(Di)vine Intervention

I first encountered trumpet vine many years ago riding my bike on the Katy Trail in central Missouri. The Katy Trail is a recreational trail that has been established along the old Missouri-Kansas-Texas railroad and goes across the state from Clinton to Machens. In the hot, muggy summer, tendrils of trumpet vine creep onto the trail in several places, and I noticed that summer as I drove my bike over the orangey red flowers, they smelled vaguely of bubblegum. It may have been pleasant if the air weren’t already so heavy and sticky, but it was at least memorable. I didn’t think much more of the vines until we moved to this house a few years ago.

Now there’s trumpet vine growing in my back yard. And around my yard, and all over my yard. Since my days on the Katy Trail, I have developed a fraught relationship with the vine. It’s technically a native plant, a “good guy,” but it grows with the tenacious aggression of an invasive species, rapidly climbing up my fence, and house, and telephone poles, and surely even my legs if I held still long enough. I avoid pesticides on principle, but I will admit to using a little to try and kill the remains of a very thick stalk of it after detaching it from a section of fence that we needed to replace. Pesticide be damned, the trumpet vine came back anyway.

One side of my backyard has a shared fence with our immediate neighbors with a single row of fence posts and pickets on each of our respective sides of the property line. A particularly virulent trumpet vine has been growing between the two side of the fence now for several years despite repeated efforts to hack it to bits, and poison it, and hurl scathing insults about its mother. The fence has undoubtedly provided enough protection from all of these attacks that the vine remains unbothered.

The weather this year has been weird, though, with a very soggy May followed by a scorching June and July, so I haven’t given the yard as much attention as I usually do. The weather combined with the fact that our peach tree, situated along that same fence line, has seemingly given up the ghost, has led me to an uneasy truce with the trumpet vine.

See, I have a few really great neighbors, and I have a few neighbors that really test my patience. I don’t want to say too much, because this is a public blog after all, and I’d be fairly embarrassed if my more difficult neighbors stumbled across this. It is a factual matter, though, that the neighbors with whom we share a fence acquired an old RV two years ago and parked it right next to the fence. It looks like the mobile meth lab from Breaking Bad. I don’t mean that as an insult; I mean it factually: it’s similar size and design, complete with mustard yellow and brown stripes down the side.
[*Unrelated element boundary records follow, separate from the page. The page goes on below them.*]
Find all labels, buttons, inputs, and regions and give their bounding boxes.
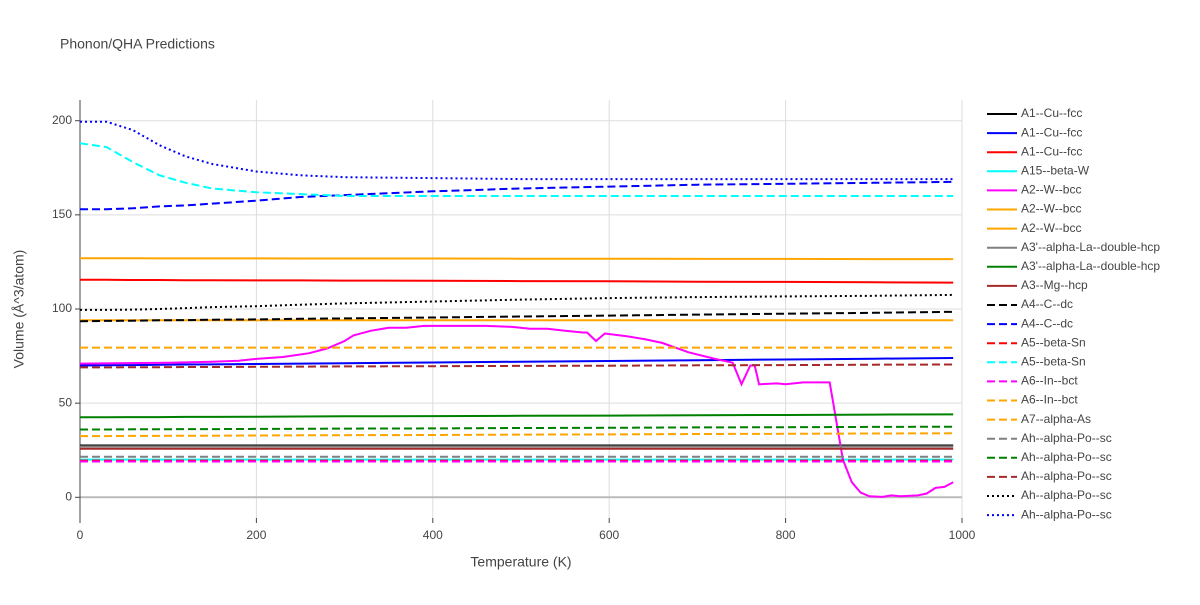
chart-title: Phonon/QHA Predictions [60,36,215,52]
legend-label: A2--W--bcc [1021,202,1081,216]
series-line [80,120,954,181]
legend-label: A4--C--dc [1021,297,1073,311]
legend-label: A1--Cu--fcc [1021,106,1082,120]
y-tick-label: 150 [52,207,72,221]
legend-label: Ah--alpha-Po--sc [1021,431,1112,445]
legend-label: A1--Cu--fcc [1021,125,1082,139]
legend-label: Ah--alpha-Po--sc [1021,488,1112,502]
y-tick-label: 100 [52,301,72,315]
legend-label: Ah--alpha-Po--sc [1021,450,1112,464]
legend-label: A5--beta-Sn [1021,354,1086,368]
series-line [80,432,954,438]
legend-label: A1--Cu--fcc [1021,144,1082,158]
legend-label: A6--In--bct [1021,393,1078,407]
legend-label: A3'--alpha-La--double-hcp [1021,259,1160,273]
y-tick-label: 0 [65,489,72,503]
legend-label: A2--W--bcc [1021,183,1081,197]
x-tick-label: 0 [77,528,84,542]
x-tick-label: 800 [776,528,796,542]
legend-label: A15--beta-W [1021,163,1090,177]
series-line [79,310,954,323]
legend-label: Ah--alpha-Po--sc [1021,469,1112,483]
legend-label: A6--In--bct [1021,374,1078,388]
legend-label: Ah--alpha-Po--sc [1021,507,1112,521]
legend-label: A3--Mg--hcp [1021,278,1088,292]
legend-label: A3'--alpha-La--double-hcp [1021,240,1160,254]
x-axis-label: Temperature (K) [470,554,571,570]
x-tick-label: 400 [423,528,443,542]
series-line [80,180,954,211]
series-line [80,257,954,261]
legend-label: A4--C--dc [1021,316,1073,330]
series-line [79,357,954,367]
series-line [80,425,954,431]
x-tick-label: 1000 [949,528,976,542]
y-tick-label: 50 [59,395,73,409]
series-line [80,413,954,419]
series-line [80,293,954,311]
x-tick-label: 600 [599,528,619,542]
legend-label: A7--alpha-As [1021,412,1091,426]
y-tick-label: 200 [52,113,72,127]
x-tick-label: 200 [246,528,266,542]
legend-label: A5--beta-Sn [1021,335,1086,349]
series-line [79,324,954,498]
legend-label: A2--W--bcc [1021,221,1081,235]
y-axis-label: Volume (Å^3/atom) [11,250,27,369]
series-line [80,363,954,369]
series-line [80,278,954,284]
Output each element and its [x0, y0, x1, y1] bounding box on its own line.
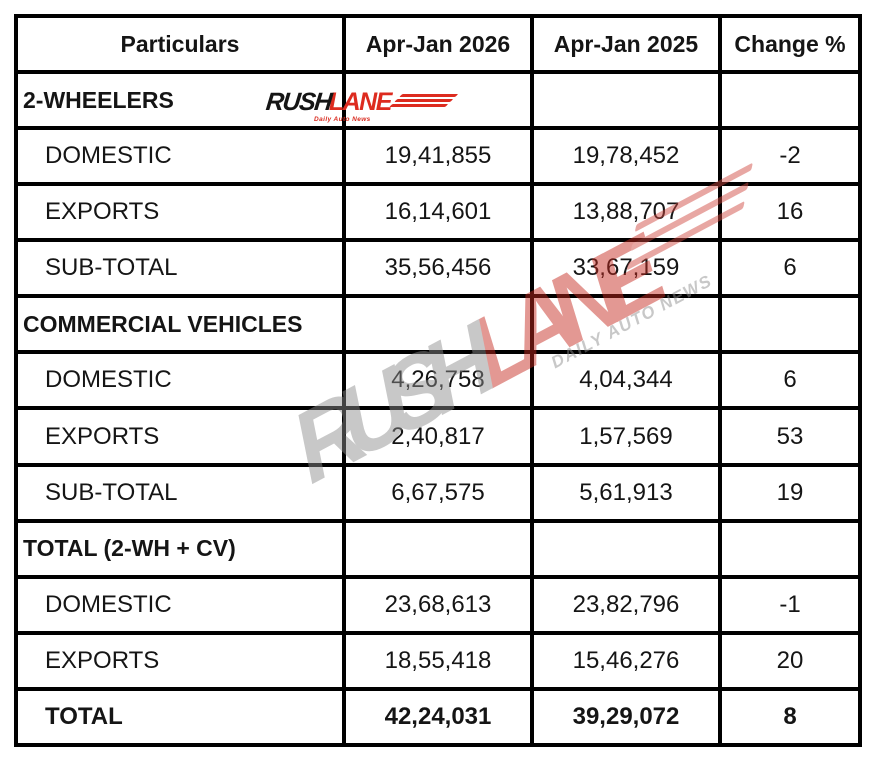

For the last two summers, the peach tree has provided a nice little screen from the eyesore that is the RV. But now the peach tree is dead. I’m not sure what killed it, but I’m sure our efforts at killing the trumpet vine didn’t help. So Kalen and I each separately and individually decided, before sharing with one another, that the trumpet vine could stay this summer.

After all, the pollinators like it. I stood outside to take a few pictures of the blooms and saw at least a dozen bees in that ten minutes or so. And the tubular coral flowers are often featured on lists of hummingbird attractants. I even saw a hummingbird stick her whole top half in one of the flowers yesterday, but I wasn’t quick enough with the camera to catch how cute it was. Picture the images of fuzzy little bumblebee butts sticking out of flowers, but even cuter.

So the vine stays. For now. It may get different treatment next spring when the peach tree’s removal opens up valuable sunny real estate in the flower bed. And in the mean time, I’ll use it to hide the neighbors’ mess and weird them out when I stand in the kitchen staring in the direction of their yard, snapping pictures of hummingbirds they can’t see.